Abstract

Long Offset Transient Electromagnetic (LOTEM) soundings conducted in industrialized areas demand complex approaches to data processing for the removal of unwanted cultural noise. When sporadic, aperiodic noise (from pumps, electric fences, etc.) or periodic noise from power lines is present, as is the case in the F.R.G., standard data processing commonly outputs averaged transients which are contaminated by the noise influence(s), and any processing done after stacking usually fails to improve the data resolution. A new approach to the problem of periodic noise is to process each individual transient before averaging, which greatly improves the signal-to-noise ratios and provides a more detailed geoelectric image of the subsurface. An improved prestack, digital-recursive, true-amplitude notch filter is applied to synthetic and real data. Sporadic noise is best handled with either a symmetric or an area-defined rejection selective stack, whereby the signal amplitudes are selectively kept and the noise is statistically rejected.
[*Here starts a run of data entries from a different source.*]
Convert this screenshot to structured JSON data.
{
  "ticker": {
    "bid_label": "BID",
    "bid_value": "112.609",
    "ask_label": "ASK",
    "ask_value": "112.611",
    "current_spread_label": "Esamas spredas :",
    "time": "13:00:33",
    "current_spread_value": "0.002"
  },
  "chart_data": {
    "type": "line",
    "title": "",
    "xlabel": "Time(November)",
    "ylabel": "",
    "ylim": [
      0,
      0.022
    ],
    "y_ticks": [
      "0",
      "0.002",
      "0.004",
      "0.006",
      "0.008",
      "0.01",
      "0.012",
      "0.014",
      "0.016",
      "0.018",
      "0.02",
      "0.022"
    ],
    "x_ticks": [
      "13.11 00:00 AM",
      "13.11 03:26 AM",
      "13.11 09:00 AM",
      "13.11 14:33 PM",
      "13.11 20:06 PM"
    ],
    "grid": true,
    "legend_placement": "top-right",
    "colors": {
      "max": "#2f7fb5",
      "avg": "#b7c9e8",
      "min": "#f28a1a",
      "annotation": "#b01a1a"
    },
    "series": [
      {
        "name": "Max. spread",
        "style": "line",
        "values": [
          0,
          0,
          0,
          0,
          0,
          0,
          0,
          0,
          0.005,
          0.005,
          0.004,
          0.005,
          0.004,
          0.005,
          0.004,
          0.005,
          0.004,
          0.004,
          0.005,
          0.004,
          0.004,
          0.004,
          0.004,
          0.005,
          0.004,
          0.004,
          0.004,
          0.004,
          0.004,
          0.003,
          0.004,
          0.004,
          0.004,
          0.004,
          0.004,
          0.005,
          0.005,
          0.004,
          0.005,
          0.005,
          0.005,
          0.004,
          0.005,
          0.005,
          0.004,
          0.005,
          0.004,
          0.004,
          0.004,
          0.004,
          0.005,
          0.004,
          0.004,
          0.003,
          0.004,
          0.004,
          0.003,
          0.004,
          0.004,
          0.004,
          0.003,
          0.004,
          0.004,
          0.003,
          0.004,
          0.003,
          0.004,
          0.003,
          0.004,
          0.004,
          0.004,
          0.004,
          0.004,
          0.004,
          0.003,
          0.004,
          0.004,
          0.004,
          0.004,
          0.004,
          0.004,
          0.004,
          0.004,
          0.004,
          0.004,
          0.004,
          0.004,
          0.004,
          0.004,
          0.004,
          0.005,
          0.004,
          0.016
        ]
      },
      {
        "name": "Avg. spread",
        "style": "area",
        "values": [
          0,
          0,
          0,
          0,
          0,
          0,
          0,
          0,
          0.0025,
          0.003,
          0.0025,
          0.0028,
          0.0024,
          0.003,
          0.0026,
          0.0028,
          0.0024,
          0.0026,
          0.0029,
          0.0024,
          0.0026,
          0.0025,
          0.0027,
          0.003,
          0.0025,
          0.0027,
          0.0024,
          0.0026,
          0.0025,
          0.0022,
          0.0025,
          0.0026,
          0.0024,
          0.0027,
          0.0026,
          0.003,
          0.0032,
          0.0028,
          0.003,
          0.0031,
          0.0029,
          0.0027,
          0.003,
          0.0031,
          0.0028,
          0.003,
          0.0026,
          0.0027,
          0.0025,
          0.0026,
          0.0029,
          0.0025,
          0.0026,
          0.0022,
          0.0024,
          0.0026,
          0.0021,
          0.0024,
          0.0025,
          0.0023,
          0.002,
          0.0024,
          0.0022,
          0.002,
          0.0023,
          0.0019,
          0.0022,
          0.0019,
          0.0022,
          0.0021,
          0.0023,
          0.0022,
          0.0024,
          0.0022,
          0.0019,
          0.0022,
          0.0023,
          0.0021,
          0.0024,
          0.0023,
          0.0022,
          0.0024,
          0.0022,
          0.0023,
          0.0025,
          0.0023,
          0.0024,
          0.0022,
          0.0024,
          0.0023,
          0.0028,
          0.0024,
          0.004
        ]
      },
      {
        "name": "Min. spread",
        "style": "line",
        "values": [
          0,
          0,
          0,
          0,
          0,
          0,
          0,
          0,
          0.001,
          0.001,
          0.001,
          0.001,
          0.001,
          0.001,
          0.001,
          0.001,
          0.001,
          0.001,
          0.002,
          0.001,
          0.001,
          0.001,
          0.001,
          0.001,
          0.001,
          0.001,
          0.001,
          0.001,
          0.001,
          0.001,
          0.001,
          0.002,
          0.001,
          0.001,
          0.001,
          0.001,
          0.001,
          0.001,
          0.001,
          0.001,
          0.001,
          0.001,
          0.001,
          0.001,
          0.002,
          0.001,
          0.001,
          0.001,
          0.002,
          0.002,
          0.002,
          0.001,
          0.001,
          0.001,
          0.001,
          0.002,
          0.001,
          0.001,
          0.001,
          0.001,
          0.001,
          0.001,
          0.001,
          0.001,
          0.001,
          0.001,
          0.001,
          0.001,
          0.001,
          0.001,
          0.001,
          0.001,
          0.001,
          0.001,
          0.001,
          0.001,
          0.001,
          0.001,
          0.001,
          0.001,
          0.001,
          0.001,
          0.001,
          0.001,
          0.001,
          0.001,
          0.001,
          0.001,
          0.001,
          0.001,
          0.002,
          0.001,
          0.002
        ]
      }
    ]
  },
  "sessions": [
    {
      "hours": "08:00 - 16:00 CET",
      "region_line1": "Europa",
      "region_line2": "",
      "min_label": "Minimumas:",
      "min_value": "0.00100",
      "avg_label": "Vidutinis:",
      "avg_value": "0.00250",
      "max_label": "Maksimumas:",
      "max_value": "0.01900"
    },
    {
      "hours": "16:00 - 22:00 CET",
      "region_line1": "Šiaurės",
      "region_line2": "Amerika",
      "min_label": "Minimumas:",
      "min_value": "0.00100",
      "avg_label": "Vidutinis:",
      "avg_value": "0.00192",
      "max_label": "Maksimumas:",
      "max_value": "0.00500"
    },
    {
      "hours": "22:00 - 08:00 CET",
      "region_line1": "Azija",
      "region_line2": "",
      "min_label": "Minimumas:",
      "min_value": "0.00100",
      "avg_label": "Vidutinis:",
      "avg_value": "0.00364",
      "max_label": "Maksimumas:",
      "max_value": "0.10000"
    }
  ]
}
Data show that for LOTEM soundings the symmetric rejection algorithm improves the signal-to-noise ratios significantly. After selective stacking, the system response is deconvolved and the data smoothed with digital recursive filters. The output transients are then converted to apparent resistivities and inverted to a horizontally layered Earth model. A comparison of prestack and poststack data processing for one profile shows that with prestack data processing the section correlates well with the known geology of the area, whereas poststack processing outputs an interpreted geoelectric section that is inconsistent with the geology.